Moving Away from Grades

About two years ago I started seeing educators Marc Barnes and Starr Sackstein tweeting about going gradeless and I was intrigued. I started following #TTOG on Twitter and watching Starr’s periscope videos as she conferenced with her high school students. I wanted to head in the same direction with my own assessment practices and bought and read her book Hacking Assessment. After meeting Starr at ISTE two years ago, I reaffirmed my desire to move away from traditionally grading; however, I was nervous and unsure of how it would be received by parents and administrators and how this might be perceived in a primary classroom in Ontario which requires graded report cards. I continued to reflect and made small changes to my assessment practices, such as providing more choices and allowing for students to redo work until a skill was learned.

Then I had a conversation with Jonathan So who was working with going gradeless in his grade 6 classroom. We discussed it privately and I raised some of my concerns and wasn’t sure where to start, but decided to try it out with his encouragement. I am also a visual learner and Jonathan provided me with a sample of how such an assessment would work. This past school year I began the process to move away from traditional grading and rubrics and I feel it has been one of the best decisions I’ve ever made. This was a huge shift for me as I am a rubric queen, but moving away from grades fits perfectly in a classroom culture that focuses on learning. In my class I am committed to try to focus on an inquiry, creativity, problem solving, critical thinking and fostering a growth mindset environment where I connect globally with other educators and focus on collaboration.

In Most Likely to Succeed: Preparing our Kids for the Innovation Era authors Tony Wagner and Ted Dintersmith discuss assessment and note that:

Today, assessment in our school has become the bitter enemy of learning. It is perverting the school agenda. It is killing curiosity and motivation. It is driving our best teachers from the profession. Assessment in our schools has become the single biggest threat to our nation’s long-term national security (206).

 Although the authors are speaking about the American system, many correlations can be made with the Ontario education system. I find that the older students get in our system, they often play the system to work towards a certain grade, as well as identify themselves based on grades and internalizing this as their self-worth.  I believe this to be on the reasons that as students get older, many of them often become more disengaged with our current education system. Even as a parent, I often catch myself focused on the grade and remind myself to look at the assessment and see what my child has actually demonstrated and focus on what they need to improve on so I can assist them at home.

So what does assessment look like when moving away from grades? As a grade three teacher, I will often share standard-based expectations in a child-friendly way with students as learning goals at the start of lesson, and then move to defining success criteria with the students.  This then becomes the foundation of what we do in class which can take a variety of forms depending on the assessment. Here is a look at an assessment I used near the start of the year in mathematics in conferences. In addition, I am focused more on assessment as learning (formative assessment) and guided practice. I feel that through this method I really come to know my students as a learner and more importantly they come to know themselves.

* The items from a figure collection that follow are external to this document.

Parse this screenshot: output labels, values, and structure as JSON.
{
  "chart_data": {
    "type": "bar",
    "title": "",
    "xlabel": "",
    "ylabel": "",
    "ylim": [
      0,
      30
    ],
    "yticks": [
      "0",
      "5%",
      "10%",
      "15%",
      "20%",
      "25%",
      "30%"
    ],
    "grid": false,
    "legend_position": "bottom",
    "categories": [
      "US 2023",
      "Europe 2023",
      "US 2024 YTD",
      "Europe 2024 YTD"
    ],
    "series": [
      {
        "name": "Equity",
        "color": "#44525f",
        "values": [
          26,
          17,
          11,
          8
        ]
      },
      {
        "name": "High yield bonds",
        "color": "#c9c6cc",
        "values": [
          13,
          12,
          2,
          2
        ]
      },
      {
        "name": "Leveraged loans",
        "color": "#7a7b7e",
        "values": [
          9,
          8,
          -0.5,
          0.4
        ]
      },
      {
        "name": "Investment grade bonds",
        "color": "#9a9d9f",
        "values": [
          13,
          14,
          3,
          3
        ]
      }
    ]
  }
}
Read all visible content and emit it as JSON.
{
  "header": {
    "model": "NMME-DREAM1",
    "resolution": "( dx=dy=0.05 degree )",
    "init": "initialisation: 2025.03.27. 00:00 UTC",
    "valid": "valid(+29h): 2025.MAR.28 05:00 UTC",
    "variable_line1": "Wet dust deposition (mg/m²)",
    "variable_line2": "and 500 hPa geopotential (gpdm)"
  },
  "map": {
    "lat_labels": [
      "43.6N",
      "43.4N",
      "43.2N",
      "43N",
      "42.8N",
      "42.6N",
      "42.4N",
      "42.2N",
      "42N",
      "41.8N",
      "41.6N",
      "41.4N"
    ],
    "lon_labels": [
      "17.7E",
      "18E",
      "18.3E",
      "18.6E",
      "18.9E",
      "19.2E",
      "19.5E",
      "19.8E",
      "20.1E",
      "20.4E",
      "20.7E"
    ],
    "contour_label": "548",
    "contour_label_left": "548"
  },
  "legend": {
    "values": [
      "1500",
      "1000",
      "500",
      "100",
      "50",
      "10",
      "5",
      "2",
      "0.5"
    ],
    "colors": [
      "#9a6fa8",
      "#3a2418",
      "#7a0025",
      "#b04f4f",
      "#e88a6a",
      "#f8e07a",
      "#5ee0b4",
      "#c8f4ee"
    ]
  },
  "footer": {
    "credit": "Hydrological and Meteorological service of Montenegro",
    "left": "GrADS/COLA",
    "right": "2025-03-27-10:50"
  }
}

In this style of assessment there is far more dialogue a chance to discuss thinking and truly understand where the learner is coming from and how they devised their answers or drew their own conclusions. There is a chance to debate and challenge and therefore provide the opportunities to change their answers based on our discussion and prompting seeing their errors or rethinking their initial response. In addition, there is a greater focus on self-assessment and having students understand their strengths and areas for improvement.

The challenges of this type of assessment are that it is often more time consuming and messy, in addition I still have to write a traditional report card. I often take the assessments and record a mark in my grade books with the other data I have collected. Jonathan So has his students write their own variation of a report card asking them to provide a rational for the grade and conferencing with them.  This is something I would like to work towards this year.

So what about parental input? When I started this journey I received two notes of praise for this form of assessment and the parents were teachers. I feel like when students are happy and parents know that you are genuinely invested in providing the best education system for their child and will do whatever it takes to help them learn they are on board.

The benefits of moving away from grades are that students have a greater voice in their education and it is more equitable. Students are more engaged with their learning and therefore more successful.  As Wagner and Dinetermsmith note in their book: “Done right, learning and assessment are two sides of the same coin” (206).

What are you thoughts ? I would love to hear what you think and what suggestions you can offer to moving away from traditional grading practises.